Alle leervorderingentoetsen die geschikt zijn voor groep 8 mogen ook gebruikt worden voor het didactisch toetsen van leerlingen in 1-VO. De DL is in dat geval 60 en dezelfde regels die voor groep 8 gelden ten aanzien van adaptief toetsen, gelden ook hier.
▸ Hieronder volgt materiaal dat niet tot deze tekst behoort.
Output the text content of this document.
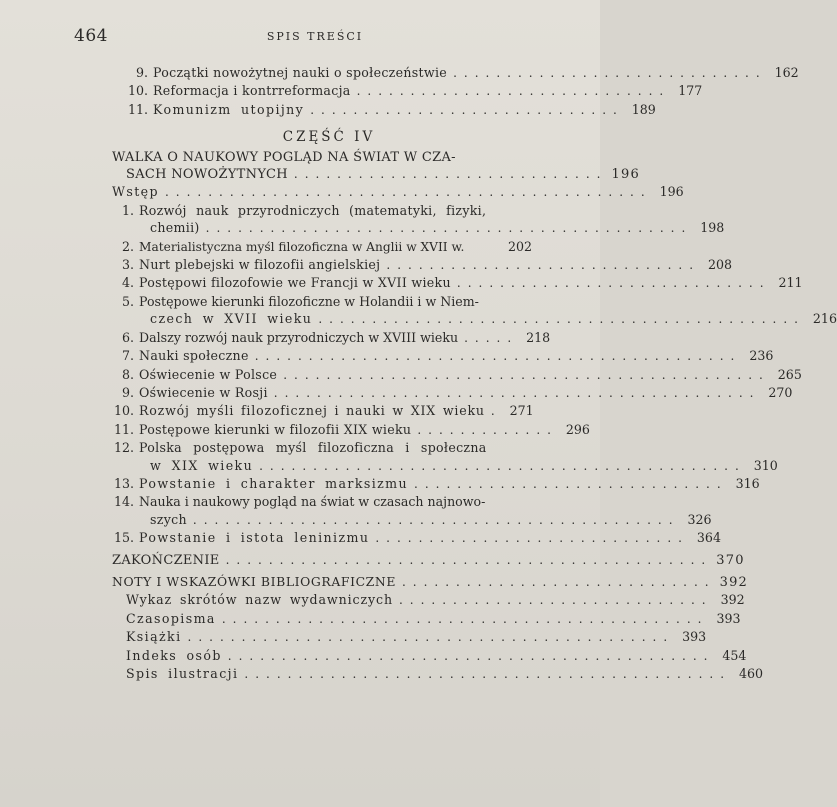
464	SPIS TREŚCI
9. Początki nowożytnej nauki o społeczeństwie ............................. 162
10. Reformacja i kontrreformacja ............................. 177
11. Komunizm utopijny ............................. 189
CZĘŚĆ IV
WALKA O NAUKOWY POGLĄD NA ŚWIAT W CZA-
SACH NOWOŻYTNYCH ............................. 196
Wstęp ............................................. 196
1. Rozwój nauk przyrodniczych (matematyki, fizyki,
chemii) ............................................. 198
2. Materialistyczna myśl filozoficzna w Anglii w XVII w.	202
3. Nurt plebejski w filozofii angielskiej ............................. 208
4. Postępowi filozofowie we Francji w XVII wieku ............................. 211
5. Postępowe kierunki filozoficzne w Holandii i w Niem-
czech w XVII wieku ............................................. 216
6. Dalszy rozwój nauk przyrodniczych w XVIII wieku ..... 218
7. Nauki społeczne ............................................. 236
8. Oświecenie w Polsce ............................................. 265
9. Oświecenie w Rosji ............................................. 270
10. Rozwój myśli filozoficznej i nauki w XIX wieku . 271
11. Postępowe kierunki w filozofii XIX wieku ............. 296
12. Polska postępowa myśl filozoficzna i społeczna
w XIX wieku ............................................. 310
13. Powstanie i charakter marksizmu ............................. 316
14. Nauka i naukowy pogląd na świat w czasach najnowo-
szych ............................................. 326
15. Powstanie i istota leninizmu ............................. 364
ZAKOŃCZENIE ............................................. 370
NOTY I WSKAZÓWKI BIBLIOGRAFICZNE ............................. 392
Wykaz skrótów nazw wydawniczych ............................. 392
Czasopisma ............................................. 393
Książki ............................................. 393
Indeks osób ............................................. 454
Spis ilustracji ............................................. 460
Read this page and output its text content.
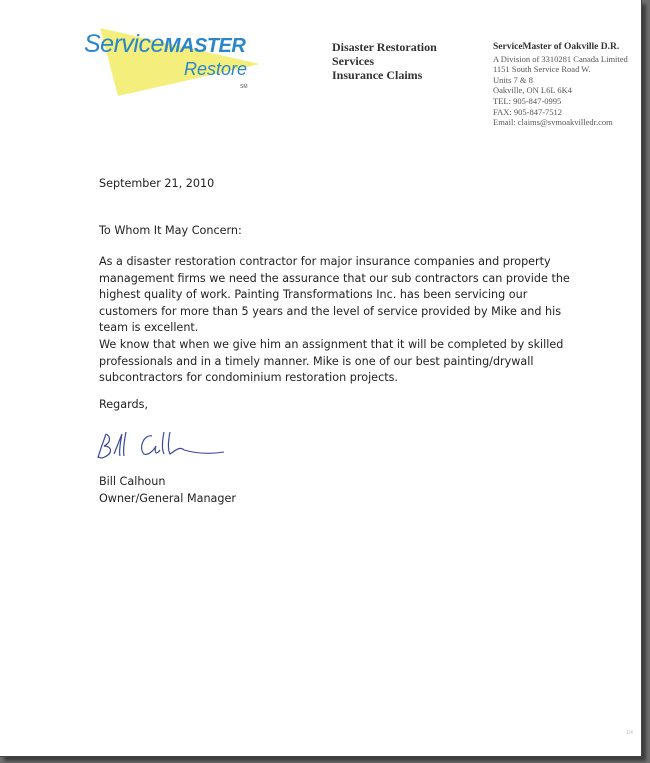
ServiceMASTER
Restore
SM
Disaster Restoration
Services
Insurance Claims
ServiceMaster of Oakville D.R.
A Division of 3310281 Canada Limited
1151 South Service Road W.
Units 7 & 8
Oakville, ON L6L 6K4
TEL: 905-847-0995
FAX: 905-847-7512
Email: claims@svmoakvilledr.com
September 21, 2010
To Whom It May Concern:

As a disaster restoration contractor for major insurance companies and property management firms we need the assurance that our sub contractors can provide the highest quality of work. Painting Transformations Inc. has been servicing our customers for more than 5 years and the level of service provided by Mike and his team is excellent.

We know that when we give him an assignment that it will be completed by skilled professionals and in a timely manner. Mike is one of our best painting/drywall subcontractors for condominium restoration projects.

Regards,
Bill Calhoun
Owner/General Manager
1/4
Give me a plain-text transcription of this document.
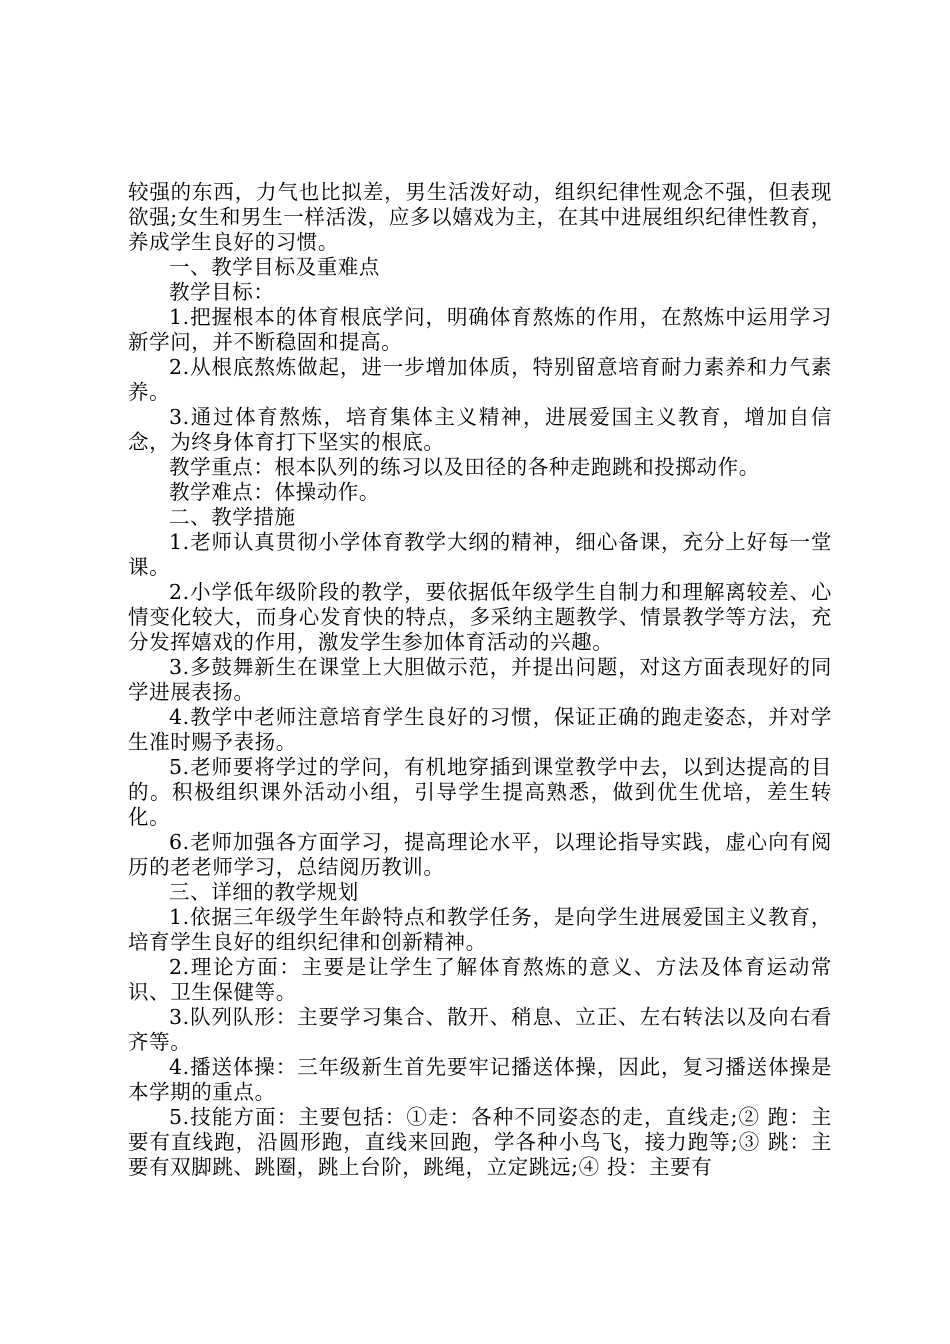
较强的东西，力气也比拟差，男生活泼好动，组织纪律性观念不强，但表现欲强;女生和男生一样活泼，应多以嬉戏为主，在其中进展组织纪律性教育，养成学生良好的习惯。

一、教学目标及重难点

教学目标：

1.把握根本的体育根底学问，明确体育熬炼的作用，在熬炼中运用学习新学问，并不断稳固和提高。

2.从根底熬炼做起，进一步增加体质，特别留意培育耐力素养和力气素养。

3.通过体育熬炼，培育集体主义精神，进展爱国主义教育，增加自信念，为终身体育打下坚实的根底。

教学重点：根本队列的练习以及田径的各种走跑跳和投掷动作。

教学难点：体操动作。

二、教学措施

1.老师认真贯彻小学体育教学大纲的精神，细心备课，充分上好每一堂课。

2.小学低年级阶段的教学，要依据低年级学生自制力和理解离较差、心情变化较大，而身心发育快的特点，多采纳主题教学、情景教学等方法，充分发挥嬉戏的作用，激发学生参加体育活动的兴趣。

3.多鼓舞新生在课堂上大胆做示范，并提出问题，对这方面表现好的同学进展表扬。

4.教学中老师注意培育学生良好的习惯，保证正确的跑走姿态，并对学生准时赐予表扬。

5.老师要将学过的学问，有机地穿插到课堂教学中去，以到达提高的目的。积极组织课外活动小组，引导学生提高熟悉，做到优生优培，差生转化。

6.老师加强各方面学习，提高理论水平，以理论指导实践，虚心向有阅历的老老师学习，总结阅历教训。

三、详细的教学规划

1.依据三年级学生年龄特点和教学任务，是向学生进展爱国主义教育，培育学生良好的组织纪律和创新精神。

2.理论方面：主要是让学生了解体育熬炼的意义、方法及体育运动常识、卫生保健等。

3.队列队形：主要学习集合、散开、稍息、立正、左右转法以及向右看齐等。

4.播送体操：三年级新生首先要牢记播送体操，因此，复习播送体操是本学期的重点。

5.技能方面：主要包括：①走：各种不同姿态的走，直线走;② 跑：主要有直线跑，沿圆形跑，直线来回跑，学各种小鸟飞，接力跑等;③ 跳：主要有双脚跳、跳圈，跳上台阶，跳绳，立定跳远;④ 投：主要有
Cito Volgsysteem primair onderwijs (LOVS):
Het Didactische Leeftijds Equivalent (DLE) hebt u nodig bij de doorverwijzing van leerlingen naar het leerwegondersteunend Onderwijs (LWOO) en het Praktijkonderwijs (PrO). Door Cito wordt niet bij alle toetsen een koppeling gemaakt met DLE’s in de rapportages. Cito gebruikt voor de rapportage vaardigheidsscores en functioneringsniveaus. Wanneer u gebruikmaakt van het Computerprogramma LOVS, kunt u via het onderwijskundig rapport wel de benodigde DLE´s opvragen voor de doorverwijzing naar LWOO en PrO. Het is niet mogelijk om een directe verbinding te leggen tussen de scores op de papieren toets en de digitale versie, omdat in beide gevallen langs een andere route de resultaten worden verkregen. Het is derhalve nadrukkelijk gewenst te vermelden welke toetsversie is gebruikt.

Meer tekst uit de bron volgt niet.